According to his investment experience: "How much loneliness can be endured to achieve great feats." ”

Innovative Drugs: The Doctor's Gamble

Partner Yu Zhiyun once regretted that he had been studying for too long. For a long time, he was one of the few people with Ph.D. in the investment industry. But now, on the medical track, the Doctor is standard. He has the most luxurious team with the most academic qualifications.

The medical sentiment comes from two Davids. Zhang Ying is a biologist who once wore a white coat as a technician in the laboratory. He's always wanted to go back to the lab to extract DNA and relive old times. Xu Chuansheng attaches great importance to the technological development of life and health.

At the beginning, Jingwei only invested in medical devices, 14 years began to invest in Internet medical treatment, and in 18 years, it entered the innovative drug. It's a real gamble. The people who bet are almost all PhD students. Yu Zhiyun's route from undergraduate to postdoctoral is: Peking University, Columbia University, Yale. Investor Doctoralization, this phenomenon in the VC industry influenced by the "times make heroes" culture, in the past, rarely seen. Yu Zhiyun said that his team is configured according to an innovative drug company.

Jingwei said that they will continue to pay attention to the practice of post-investment. But when the target audience is no longer young people, but a group of scientists and technologists with an average age of 35+, the help entrepreneurs need most has changed. (Note 1)

A fundamental shift in the focus of Chinese VCs means tougher technology, slower speeds, and a certain degree of noise reduction in success, money, fame and fortune by society as a whole.

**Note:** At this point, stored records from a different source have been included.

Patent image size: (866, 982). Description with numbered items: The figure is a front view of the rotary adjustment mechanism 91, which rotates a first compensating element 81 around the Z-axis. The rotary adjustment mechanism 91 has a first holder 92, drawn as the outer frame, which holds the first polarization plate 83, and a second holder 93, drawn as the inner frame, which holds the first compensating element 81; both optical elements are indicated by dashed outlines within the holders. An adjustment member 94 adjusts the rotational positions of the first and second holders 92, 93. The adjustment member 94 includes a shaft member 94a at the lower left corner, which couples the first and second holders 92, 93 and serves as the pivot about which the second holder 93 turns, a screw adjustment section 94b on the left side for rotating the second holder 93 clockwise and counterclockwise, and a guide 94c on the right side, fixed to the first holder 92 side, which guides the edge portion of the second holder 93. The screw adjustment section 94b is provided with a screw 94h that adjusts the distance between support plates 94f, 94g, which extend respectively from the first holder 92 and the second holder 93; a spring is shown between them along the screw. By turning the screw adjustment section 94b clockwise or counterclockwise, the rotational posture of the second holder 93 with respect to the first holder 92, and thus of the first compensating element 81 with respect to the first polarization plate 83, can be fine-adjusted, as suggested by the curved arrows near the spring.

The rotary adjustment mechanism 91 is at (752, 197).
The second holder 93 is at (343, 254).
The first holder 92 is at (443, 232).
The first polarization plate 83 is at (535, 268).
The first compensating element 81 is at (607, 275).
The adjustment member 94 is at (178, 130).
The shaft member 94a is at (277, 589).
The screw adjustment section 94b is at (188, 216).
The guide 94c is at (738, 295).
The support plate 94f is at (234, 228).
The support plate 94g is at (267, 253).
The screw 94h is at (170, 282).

Tian Xuan said that a significant feature of Chinese VCs is that the existence of LPs is short. Generally speaking, the withdrawal of the first phase of the US fund is 10+2 years, and the First Phase of the China fund has expanded from 3+2 years to 5+2 years. After VCs move from innovative investment models to high-tech technology, society as a whole needs more patience – patient capital, patient LPs and patient survival. He encouraged more deep pocket institutional investors (pension funds, etc.) to enter the market, encouraging long-term money to come in. At the same time, in terms of social culture, there is a higher tolerance for failure, and only in this way can innovation be nourished.

One institution houses a brief history of Chinese venture capital, bringing together silhouettes of investors from different generations.

Xu Chuansheng, the first generation of investors, from a 24-year-old youth to now 51 years old - took root, settled down, and gave birth to Huafa. There are also many Chinese VCs such as Xu Chuansheng and Zhang Ying, who come from the north of Tiannanhai, and there are also many Mesozoic investors such as Wang Huadong, Xiong Fei, Yu Zhiyun, etc., who are 36 to early 40 years old and want to play a bigger tide in the big waves of the times. And, of course, there are countless new generations. But no matter which group of people, their personal destiny is inseparable from China's national fortunes.

There are nearly 24,600 private equity funds in China. However, they are only a small force changing the direction of the tide.

As Xu Chuansheng said: "Our fate in the next 10 or 20 years is in China, and we will not dwell on anything else." If you think thoroughly: know how to let go. Our focus is on China, doing our best to invest in the greatest founders in a variety of local core technologies. If it can indirectly help the rise of the industry, that's good. That may be all. ”

For today's young people struggling at a turning point in the new era, the forerunners who have endured every step they have taken may have a little inspiration for the current situation.

Note 1: After the big turn, the evolution of investment styles, industry trend judgments, and investors' worldviews will be updated later.